Replacing traditional quartz crystals with other materials, Weinstein said, doesn’t eliminate the essential issue the Purdue team is trying to solve. “Aluminum nitride and other piezoelectric materials are already replacing quartz for that tuning element in the radio, but it’s a separate type of microfabrication and microelectronics process that requires different capabilities, different materials, and different packaging than what the CMOS foundries require,” she said.

Supply chain and security
Those different materials and different packaging, Weinstein said, then require different manufacturing infrastructure for each specialized chip. “So that brings additional vulnerabilities in terms of supply chain, as well as in terms of our capabilities here in the U.S. and the time it takes to ramp those up,” she said. “A lot of that manufacturing happens externally to the U.S., especially the packaging side right now.”

The research promises to sidestep those kinds of supply chain challenges. “What we’re doing eliminates that extra chip, eliminates the other materials, and even eliminates the packaging,” Weinstein said. “Because the vibrating structure is embedded within the CMOS at the transistor level, you can avoid that altogether.”

It also has the potential to reduce security vulnerabilities when compared with established practices, whether those leverage a quartz crystal reference or something else. “Either way, you have to cross chips, and so there’s a pin that gives direct access to the clock,” Weinstein said. “And if you glitch that clock, if someone manages to get access to that electrical pin, then the entire microprocessor chip is compromised. If you can embed those references instead, and there’s no external pin to the clock, then that makes it more secure from that perspective.”

A single integrated solution, Weinstein said, is also easier to check for possible tampering. “If I can excite vibrations inside my chip once it’s packaged, once it’s out in the field, I can do things like ultrasonic imaging of the chip in situ and interrogate, ‘Has it been tampered with? Is the package okay?’ And I can do that at any point,” she said.

That ability to detect tampering is particularly useful if you have to send the chip to a non-trusted site. “That happens a lot now, because we don’t have those full capabilities in trusted foundries in the U.S,” Weinstein said. “So if I have to send it off for this part of the process, then over to another country for that part of the process, someone could tamper with the design, or insert a hardware Trojan, or mess with some wiring that’s impossible to detect when you get your chip back – unless you can interrogate it from within.”

Conclusion
Crucially, Weinstein noted that the research was done using standard chips. “We fabricated this in standard CMOS,” she said. “We just taped out in standard 14nm technology that’s available to the general public through multi-project wafers. There was nothing special that was done to the chip afterwards. It’s just direct from foundry.”

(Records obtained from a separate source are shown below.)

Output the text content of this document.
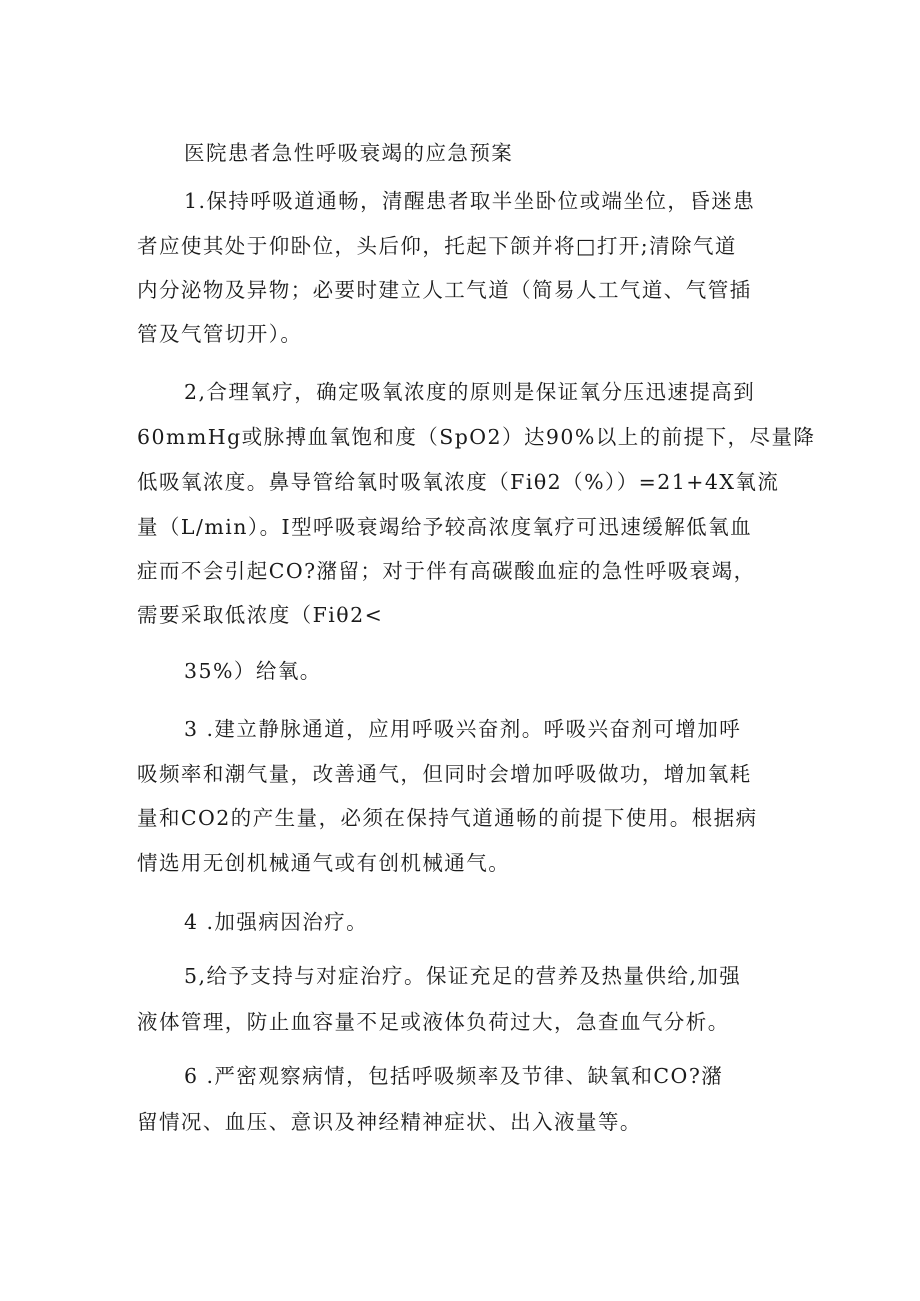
医院患者急性呼吸衰竭的应急预案
1.保持呼吸道通畅，清醒患者取半坐卧位或端坐位，昏迷患
者应使其处于仰卧位，头后仰，托起下颌并将□打开;清除气道
内分泌物及异物；必要时建立人工气道（简易人工气道、气管插
管及气管切开）。
2,合理氧疗，确定吸氧浓度的原则是保证氧分压迅速提高到
60mmHg或脉搏血氧饱和度（SpO2）达90%以上的前提下，尽量降
低吸氧浓度。鼻导管给氧时吸氧浓度（Fiθ2（%））=21+4X氧流
量（L/min）。I型呼吸衰竭给予较高浓度氧疗可迅速缓解低氧血
症而不会引起CO?潴留；对于伴有高碳酸血症的急性呼吸衰竭，
需要采取低浓度（Fiθ2<
35%）给氧。
3 .建立静脉通道，应用呼吸兴奋剂。呼吸兴奋剂可增加呼
吸频率和潮气量，改善通气，但同时会增加呼吸做功，增加氧耗
量和CO2的产生量，必须在保持气道通畅的前提下使用。根据病
情选用无创机械通气或有创机械通气。
4 .加强病因治疗。
5,给予支持与对症治疗。保证充足的营养及热量供给,加强
液体管理，防止血容量不足或液体负荷过大，急查血气分析。
6 .严密观察病情，包括呼吸频率及节律、缺氧和CO?潴
留情况、血压、意识及神经精神症状、出入液量等。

Still, significant limitations remain before this kind of solution can reach the market. “While we’ve demonstrated the capability for resonance on these chips, the signal is pretty small that’s coming out of these, and so there are additional challenges to closing the feedback loops to make a resonator into an oscillator – into a clock,” Weinstein said. “So we are working on oscillator designs that can do that in standard CMOS.”

But she noted that’s going to take time. “That’s something to look forward to as ferroelectric materials emerge in more advanced technology nodes, and they’re primed to do so in the next few years,” she said. “Foundries have already developed them. It’s a matter of getting into product at this point. And once that door is open, the performance of oscillators, of actual clocks on chip, is just one step away – with zero barrier to entry into standard technology.”

— Ed Sperling contributed to this report.